Equally important, Hezbollah provides a large segment of the Shiite community, historically disadvantages and marginalized, with a sense of identity and pride. The hammering away at Hezbollah will likely deepen the feeling of victim-hood within the Shiite community and turn it against Israel and the West.
Secondly, contrary to the conventional wisdom, Hezbollah is not like a rotten tooth that can be plucked out easily. Hezbollah is one of the most pivotal political players on the Lebanese landscape. It has two ministers in the current government and a large popular base of support in the country and the region.
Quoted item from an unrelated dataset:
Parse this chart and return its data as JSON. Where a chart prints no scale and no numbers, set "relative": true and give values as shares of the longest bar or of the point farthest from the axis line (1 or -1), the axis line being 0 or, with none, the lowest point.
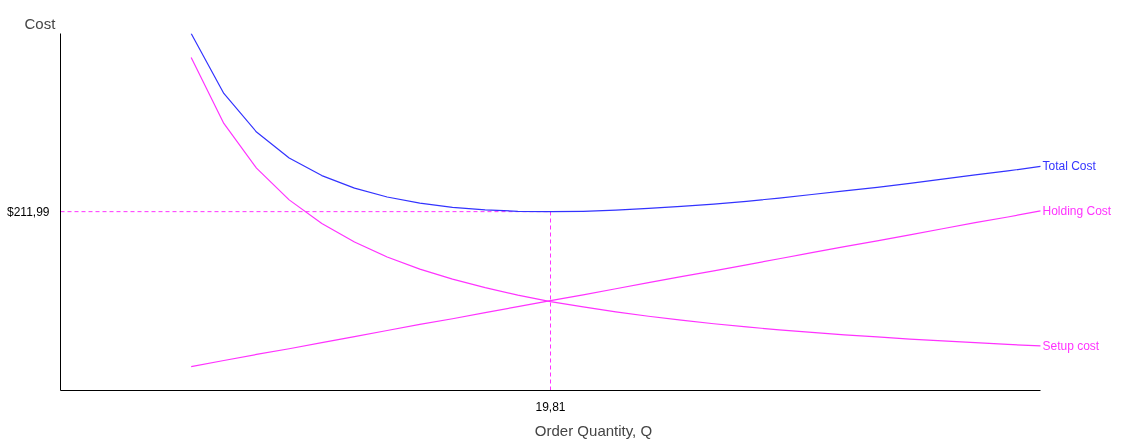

Thirdly, since the mid-1980s, Hezbollah has proved itself on the battlefield against Israeli military might. It forced Israel to withdraw under fire from a small strip of land in southern Lebanon in 2000. No other Arab state or a group has been able to militarily defeat Israel on the battlefield. Hezbollah is the most powerful paramilitary non-state organization in the region. Its military and organizational skills dwarf those of Palestinian Hamas and other militant groups like Al Qaeda. It is a power to be reckoned with. Israeli leaders have already scaled their demands in the last few days because they have come to appreciate the costliness of aiming too high in its fight against Hezbollah.

MICHAEL FLETCHER, Washington Post White House Reporter, August 4, 2006
CZIKOWSKY: How well is the Lebanese government holding up, as of today? It is sad that a democratic government may be pushed aside by a country searching for a more militant stance against Israel and the United States.
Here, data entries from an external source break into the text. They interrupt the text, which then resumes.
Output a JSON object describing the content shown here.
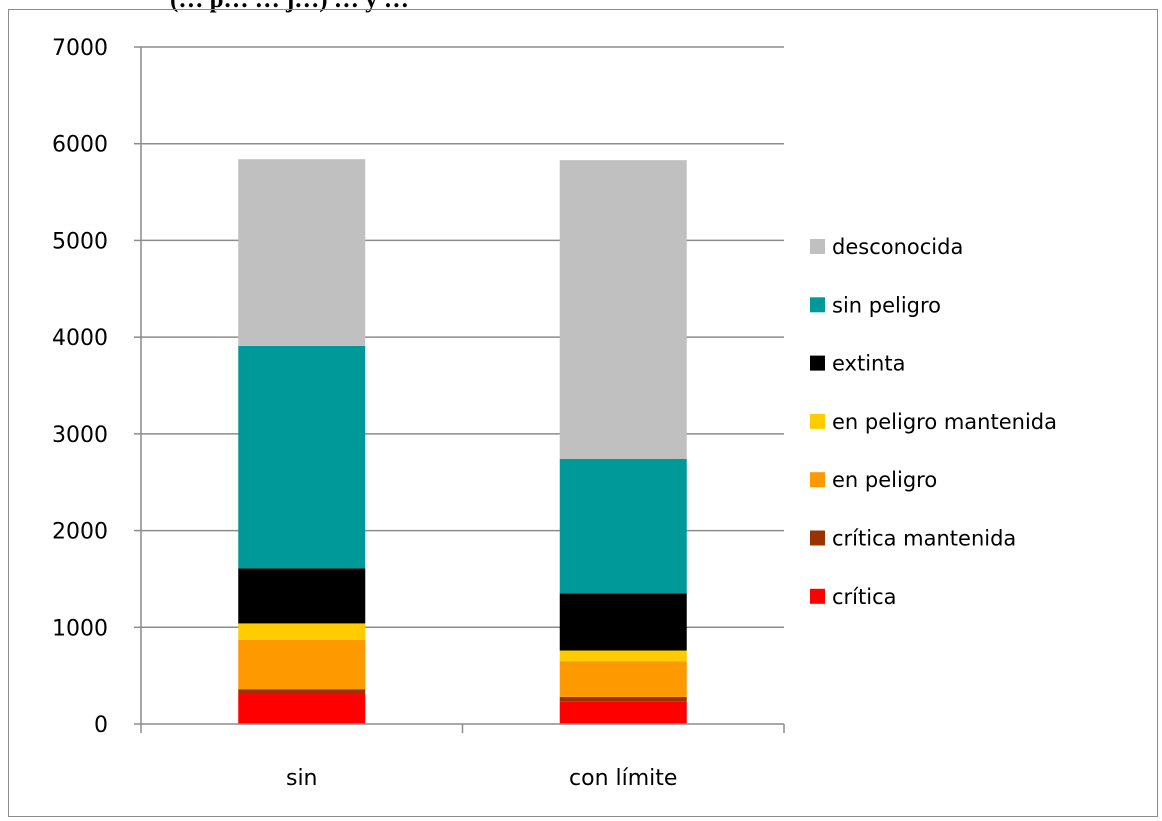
{
  "header_fragment": "(… p… … j…) … y …",
  "chart_data": {
    "type": "bar",
    "stacked": true,
    "categories": [
      "sin",
      "con límite"
    ],
    "series": [
      {
        "name": "crítica",
        "color": "#ff0000",
        "values": [
          310,
          230
        ]
      },
      {
        "name": "crítica mantenida",
        "color": "#993300",
        "values": [
          50,
          50
        ]
      },
      {
        "name": "en peligro",
        "color": "#ff9900",
        "values": [
          510,
          370
        ]
      },
      {
        "name": "en peligro mantenida",
        "color": "#ffcc00",
        "values": [
          170,
          110
        ]
      },
      {
        "name": "extinta",
        "color": "#000000",
        "values": [
          570,
          590
        ]
      },
      {
        "name": "sin peligro",
        "color": "#009999",
        "values": [
          2300,
          1390
        ]
      },
      {
        "name": "desconocida",
        "color": "#c0c0c0",
        "values": [
          1930,
          3090
        ]
      }
    ],
    "y_ticks": [
      "0",
      "1000",
      "2000",
      "3000",
      "4000",
      "5000",
      "6000",
      "7000"
    ],
    "ylim": [
      0,
      7000
    ],
    "grid": true,
    "legend": "right",
    "legend_order": [
      "desconocida",
      "sin peligro",
      "extinta",
      "en peligro mantenida",
      "en peligro",
      "crítica mantenida",
      "crítica"
    ]
  }
}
FLETCHER: It has to be struggling. Bombs are raining down over much of the country. A quarter of the population is displaced. The infrastructure is being battered. It seems to me that those tings tend to radicalize a population.

MICHAEL YOUNG, Opinion (Lebanon) Editor and SAUL SINGER Jerusalem Post columnist, August 15, 2006
CZIKOWSKY: What is your advice on achieving a permanent solution, not just a temporary cease fire? Will it take a few generations to decide that peace is better and living with respect of each other is best, or can there be a general acceptance of peace within the current generation? If so, how can it be achieved?
YOUNG: I’m very pessimistic about achieving a permanent solution in south Lebanon. Hezbollah won’t disarm, and its adversaries in Lebanon are too frightened of provoking a civil war to challenge the party by demanding more forcefully that it bend to the national consensus and surrender its weapons. This is an impossible situation, and one bound to lead to more violence in the future.
SINGER: A permanent solution ultimately means dealing with the root cause of the problem, namely Syria and Iran. This is an opportunity to demonstrate that supporting proxy terrorist armies is a sanction-able international offense. The war against terrorism is not serious so long as states like Iran and Syria can support terrorism with impunity.